Las cabras, como siempre, retroceden asustadas ante mí. Lejos de acostumbrarse, cada día que pasa rehúyen más mi compañía y, últimamente, ni siquiera se atreven ya a acercarse hasta el borde del tablero. Mi olor a tierra hundida las espanta. Mi palidez mortal las llena de temor y de recelo.
– ¿Y Pedro?
– Se lo han llevado.
Juana está hundida en la oscuridad. Me mira, inmóvil y distante en medio de las cabras, como si ella también se asustara de mí.
– ¿Tienes hambre?
– No.
– No pude hacerte nada -se disculpa-. Los guardias llegaron de repente, por la tarde.
– No te preocupes, Juana. No tengo hambre.
Mientras yo estaba ahí abajo, ha vuelto a nevar. El corral está cubierto por completo y un resplandor helado hiere mis ojos a través de la ventana. El año está acabando y lo hace, como siempre, con furia inusitada. No sé qué puede ser peor: si estar aquí enterrado, bajo la asfixia del tablero y los registros constantes de los guardias, o soportar la ira de otro invierno en las montañas.
– Ángel.
La voz de Juana ha llegado hasta mí temblorosa y quebrada, partida por el peso de unos nervios a punto de estallar. Desde el principio, desde que entró en la corte y me buscó bajo el tablero cuando los guardias ni siquiera debían haber salido todavía de La Llánava, supe que algo grave había ocurrido o me tenía que decir. Algo que yo nunca podría imaginar mientras espero, de espaldas a ella, mirando por la ventana la soledad del corral.
– Tienes que marcharte, Ángel.
Durante unos segundos ni siquiera he entendido las palabras temblorosas de mi hermana. Durante unos segundos ni siquiera he tenido consciencia de haberlas escuchado. Han quedado flotando, suspendidas a mi espalda, hasta que el silencio, de nuevo poderoso, inunda como un vómito la corte y las deshace.
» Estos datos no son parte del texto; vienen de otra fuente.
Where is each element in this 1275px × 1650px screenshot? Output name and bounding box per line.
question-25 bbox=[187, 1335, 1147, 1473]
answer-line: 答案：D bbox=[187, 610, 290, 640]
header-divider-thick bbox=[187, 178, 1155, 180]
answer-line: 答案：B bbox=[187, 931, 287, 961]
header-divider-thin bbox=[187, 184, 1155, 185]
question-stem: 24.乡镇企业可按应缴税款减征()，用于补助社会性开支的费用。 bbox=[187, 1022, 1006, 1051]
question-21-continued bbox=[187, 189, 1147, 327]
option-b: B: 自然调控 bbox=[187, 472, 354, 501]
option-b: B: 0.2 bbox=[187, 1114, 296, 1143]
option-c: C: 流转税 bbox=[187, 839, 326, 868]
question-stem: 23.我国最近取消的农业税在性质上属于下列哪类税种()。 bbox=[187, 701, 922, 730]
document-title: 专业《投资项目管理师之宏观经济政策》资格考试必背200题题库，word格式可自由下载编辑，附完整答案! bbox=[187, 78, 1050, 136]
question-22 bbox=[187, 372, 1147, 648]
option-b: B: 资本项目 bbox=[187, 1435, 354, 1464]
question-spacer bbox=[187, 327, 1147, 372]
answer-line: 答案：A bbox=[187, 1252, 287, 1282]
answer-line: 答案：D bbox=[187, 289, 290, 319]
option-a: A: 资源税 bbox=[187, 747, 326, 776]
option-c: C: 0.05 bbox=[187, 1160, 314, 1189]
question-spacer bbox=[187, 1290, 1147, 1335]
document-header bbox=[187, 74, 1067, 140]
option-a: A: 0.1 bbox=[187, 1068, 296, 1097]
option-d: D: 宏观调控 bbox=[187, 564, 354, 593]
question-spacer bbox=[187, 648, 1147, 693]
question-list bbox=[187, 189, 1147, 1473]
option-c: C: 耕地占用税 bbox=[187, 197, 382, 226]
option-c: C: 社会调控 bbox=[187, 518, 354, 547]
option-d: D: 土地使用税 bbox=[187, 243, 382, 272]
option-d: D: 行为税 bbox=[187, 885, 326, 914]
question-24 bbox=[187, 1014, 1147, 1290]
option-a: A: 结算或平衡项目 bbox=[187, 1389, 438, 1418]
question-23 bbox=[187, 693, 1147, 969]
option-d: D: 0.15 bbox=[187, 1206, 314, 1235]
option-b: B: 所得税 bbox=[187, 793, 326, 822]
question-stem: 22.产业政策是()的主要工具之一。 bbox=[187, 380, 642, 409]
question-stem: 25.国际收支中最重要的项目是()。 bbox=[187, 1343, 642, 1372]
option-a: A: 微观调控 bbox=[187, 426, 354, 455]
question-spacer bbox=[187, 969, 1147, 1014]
– Tienes que marchar de aquí.
Lentamente me he vuelto buscando la figura de mi hermana. Lentamente mis ojos se han hundido otra vez en la oscuridad.
– ¿A dónde, Juana? ¿A dónde?
Los dos estamos ahora frente a frente, separados por el hueco de la fosa y la tibia penumbra de la corte. Juana inmóvil y distante, como una sombra más entre las sombras de las cabras, y yo, a sus ojos, blanco de muerte al contraluz pálido y gris de la ventana.
Los dos estamos ahora frente a frente, distantes, sin mirarnos, sin hablarnos, como si ya no fuéramos hermanos.
Hasta que Juana, de pronto derrumbada, de pronto ahogada por la rabia y por las lágrimas, huye corriendo, huye de mí y de sus palabras por el corral solitario y nevado.
(Pedro -lo supe al día siguiente- volvió al amanecer. Los guardias le llevaron al monte de Candamo y allí fingieron fusilarle.
Pedro -lo supe al día siguiente- lo aguantó todo como siempre: sin despegar los labios.)
Juana tiene razón. Juana y todos los que tantas veces, a lo largo de estos años, me lo han repetido: «Tienes que marchar de aquí, Ángel. Esta tierra no tiene perdón. Esta tierra está maldita para ti.»
Tengo que marchar de aquí, sí. Pero ¿a dónde? Y, sobre todo, ¿cómo?
Si yo lo supiera, hace ya mucho tiempo que hubiera escapado sin tener que esperar a que nadie me lo dijera, sin tener que escuchar que lo mejor para mí sería beberme una botella entera de coñac y meterme un tiro, sin tener que llegar a oírle a mi propia hermana algo que -también lo sé- ella ha sentido más que yo decírmelo. Son muchos años sufriendo esta condena. Son muchos años de soportar detenciones y registros, de recibir en silencio golpes e insultos, de aguantar el aislamiento temeroso de los propios vecinos. Sí. Son muchos años sufriendo por este hombre desahuciado que se agarra con desesperación a la vida y que, en su desesperación, arrastra a todos los suyos.